The Life List İncelemesi: En İyi Versiyonunu Keşfetmek

Definitely, Maybe filmiyle tanıdığımız yönetmen Adam Brook’un yeni filmi, Lori Nelson Spielman’ın aynı isimli romanından uyarlandı.

Hayatını başkalarının onayı olmadan yaşamayan Alex, annesinin vefatının ardından vasiyet gereği, çocukken yazdığı ‘hayat listesi’ni tamamlamaya koyulur. Listeyle çıktığı bu yolculuk, onu geçmişin hayaletleriyle yüzleştirirken, kendi tutkularını ve kimliğini yeniden keşfedeceği yepyeni bir başlangıca dönüştürür.

The Life List, türünün en iyisi sayılmaz çünkü bir çok türe hitap etmeye çalışmış diyebiliriz ama tam bir iyi hisset filmi. Özellikle kaybolmuş bir neslin, kendini bulmaya çalıştığı şu dönemlerde insana moral veriyor. Ne zaman başladığından çok, başlamanın değerli olması ve toksik ilişkilerin bizi dibe çekmesi hakkında değerli mesajları var. Olduğumuz kişinin daha iyi bir versiyonunu bulmak sadece başlamaktan ibaret.

Alex başta sahip olduğu her şeyden memnun görünse de aslında tam olarak hangi amaç uğruna yaşadığını bilmeyen bir kadın. Bu da seyirci ile bağ kurmasını kolaylaştırıyor fakat duyguları çok fazla geçmiyor. Bunun sebebinin sadece yetersiz senaryo değil, oyuncunun performansı da olduğunu çok açık.

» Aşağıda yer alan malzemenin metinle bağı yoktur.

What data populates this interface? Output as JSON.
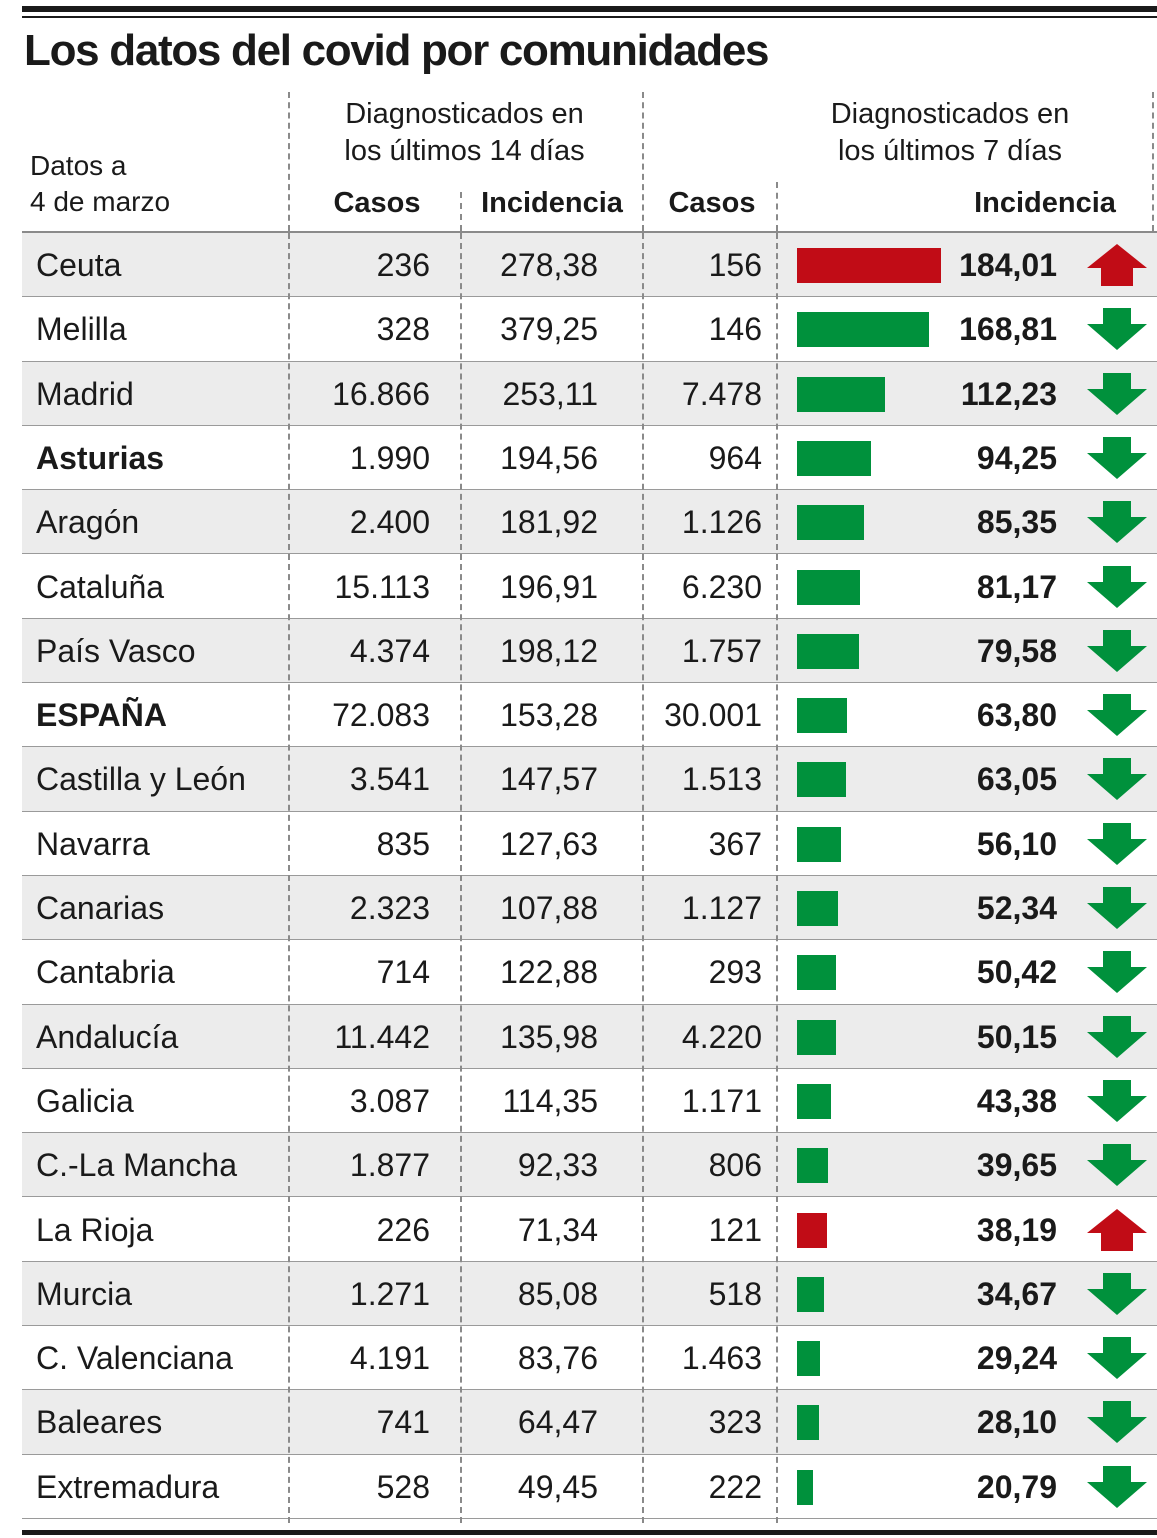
{
  "title": "Los datos del covid por comunidades",
  "date_label": "Datos a\n4 de marzo",
  "headers": {
    "group_14": "Diagnosticados en\nlos últimos 14 días",
    "group_7": "Diagnosticados en\nlos últimos 7 días",
    "casos": "Casos",
    "incidencia": "Incidencia"
  },
  "colors": {
    "up": "#c10c16",
    "down": "#00913c",
    "shade": "#ececec"
  },
  "chart_data": {
    "type": "table",
    "columns": [
      "Casos (14 días)",
      "Incidencia (14 días)",
      "Casos (7 días)",
      "Incidencia (7 días)"
    ],
    "rows": [
      {
        "name": "Ceuta",
        "bold": false,
        "casos14": "236",
        "inc14": "278,38",
        "casos7": "156",
        "inc7": "184,01",
        "inc7_value": 184.01,
        "trend": "up"
      },
      {
        "name": "Melilla",
        "bold": false,
        "casos14": "328",
        "inc14": "379,25",
        "casos7": "146",
        "inc7": "168,81",
        "inc7_value": 168.81,
        "trend": "down"
      },
      {
        "name": "Madrid",
        "bold": false,
        "casos14": "16.866",
        "inc14": "253,11",
        "casos7": "7.478",
        "inc7": "112,23",
        "inc7_value": 112.23,
        "trend": "down"
      },
      {
        "name": "Asturias",
        "bold": true,
        "casos14": "1.990",
        "inc14": "194,56",
        "casos7": "964",
        "inc7": "94,25",
        "inc7_value": 94.25,
        "trend": "down"
      },
      {
        "name": "Aragón",
        "bold": false,
        "casos14": "2.400",
        "inc14": "181,92",
        "casos7": "1.126",
        "inc7": "85,35",
        "inc7_value": 85.35,
        "trend": "down"
      },
      {
        "name": "Cataluña",
        "bold": false,
        "casos14": "15.113",
        "inc14": "196,91",
        "casos7": "6.230",
        "inc7": "81,17",
        "inc7_value": 81.17,
        "trend": "down"
      },
      {
        "name": "País Vasco",
        "bold": false,
        "casos14": "4.374",
        "inc14": "198,12",
        "casos7": "1.757",
        "inc7": "79,58",
        "inc7_value": 79.58,
        "trend": "down"
      },
      {
        "name": "ESPAÑA",
        "bold": true,
        "casos14": "72.083",
        "inc14": "153,28",
        "casos7": "30.001",
        "inc7": "63,80",
        "inc7_value": 63.8,
        "trend": "down"
      },
      {
        "name": "Castilla y León",
        "bold": false,
        "casos14": "3.541",
        "inc14": "147,57",
        "casos7": "1.513",
        "inc7": "63,05",
        "inc7_value": 63.05,
        "trend": "down"
      },
      {
        "name": "Navarra",
        "bold": false,
        "casos14": "835",
        "inc14": "127,63",
        "casos7": "367",
        "inc7": "56,10",
        "inc7_value": 56.1,
        "trend": "down"
      },
      {
        "name": "Canarias",
        "bold": false,
        "casos14": "2.323",
        "inc14": "107,88",
        "casos7": "1.127",
        "inc7": "52,34",
        "inc7_value": 52.34,
        "trend": "down"
      },
      {
        "name": "Cantabria",
        "bold": false,
        "casos14": "714",
        "inc14": "122,88",
        "casos7": "293",
        "inc7": "50,42",
        "inc7_value": 50.42,
        "trend": "down"
      },
      {
        "name": "Andalucía",
        "bold": false,
        "casos14": "11.442",
        "inc14": "135,98",
        "casos7": "4.220",
        "inc7": "50,15",
        "inc7_value": 50.15,
        "trend": "down"
      },
      {
        "name": "Galicia",
        "bold": false,
        "casos14": "3.087",
        "inc14": "114,35",
        "casos7": "1.171",
        "inc7": "43,38",
        "inc7_value": 43.38,
        "trend": "down"
      },
      {
        "name": "C.-La Mancha",
        "bold": false,
        "casos14": "1.877",
        "inc14": "92,33",
        "casos7": "806",
        "inc7": "39,65",
        "inc7_value": 39.65,
        "trend": "down"
      },
      {
        "name": "La Rioja",
        "bold": false,
        "casos14": "226",
        "inc14": "71,34",
        "casos7": "121",
        "inc7": "38,19",
        "inc7_value": 38.19,
        "trend": "up"
      },
      {
        "name": "Murcia",
        "bold": false,
        "casos14": "1.271",
        "inc14": "85,08",
        "casos7": "518",
        "inc7": "34,67",
        "inc7_value": 34.67,
        "trend": "down"
      },
      {
        "name": "C. Valenciana",
        "bold": false,
        "casos14": "4.191",
        "inc14": "83,76",
        "casos7": "1.463",
        "inc7": "29,24",
        "inc7_value": 29.24,
        "trend": "down"
      },
      {
        "name": "Baleares",
        "bold": false,
        "casos14": "741",
        "inc14": "64,47",
        "casos7": "323",
        "inc7": "28,10",
        "inc7_value": 28.1,
        "trend": "down"
      },
      {
        "name": "Extremadura",
        "bold": false,
        "casos14": "528",
        "inc14": "49,45",
        "casos7": "222",
        "inc7": "20,79",
        "inc7_value": 20.79,
        "trend": "down"
      }
    ]
  }
}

Filme genel olarak bakıldığında aşırı yüzeysel ve kafa yormayan cinsten. Fakat dürüst olmak gerekirse çok daha derin bağlar kurulabilirdi. Alex’in öğrencisi Ezra ile arasındaki diyaloglar o kadar yapay ve sıradandı ki, filmi izlerken kafanızda ikisi arasındaki ilişki nasıl düzeldi diye merak eden sorular bırakıyor.

bifilmkurdu bu filmi öneriyor mu?

Kendini iyi hissetmek isteyen, yolunu çizerken zorlanan herkesin bir anlık da olsa motive olmaya ihtiyac duyduğunda arayabileceği tarz bir film.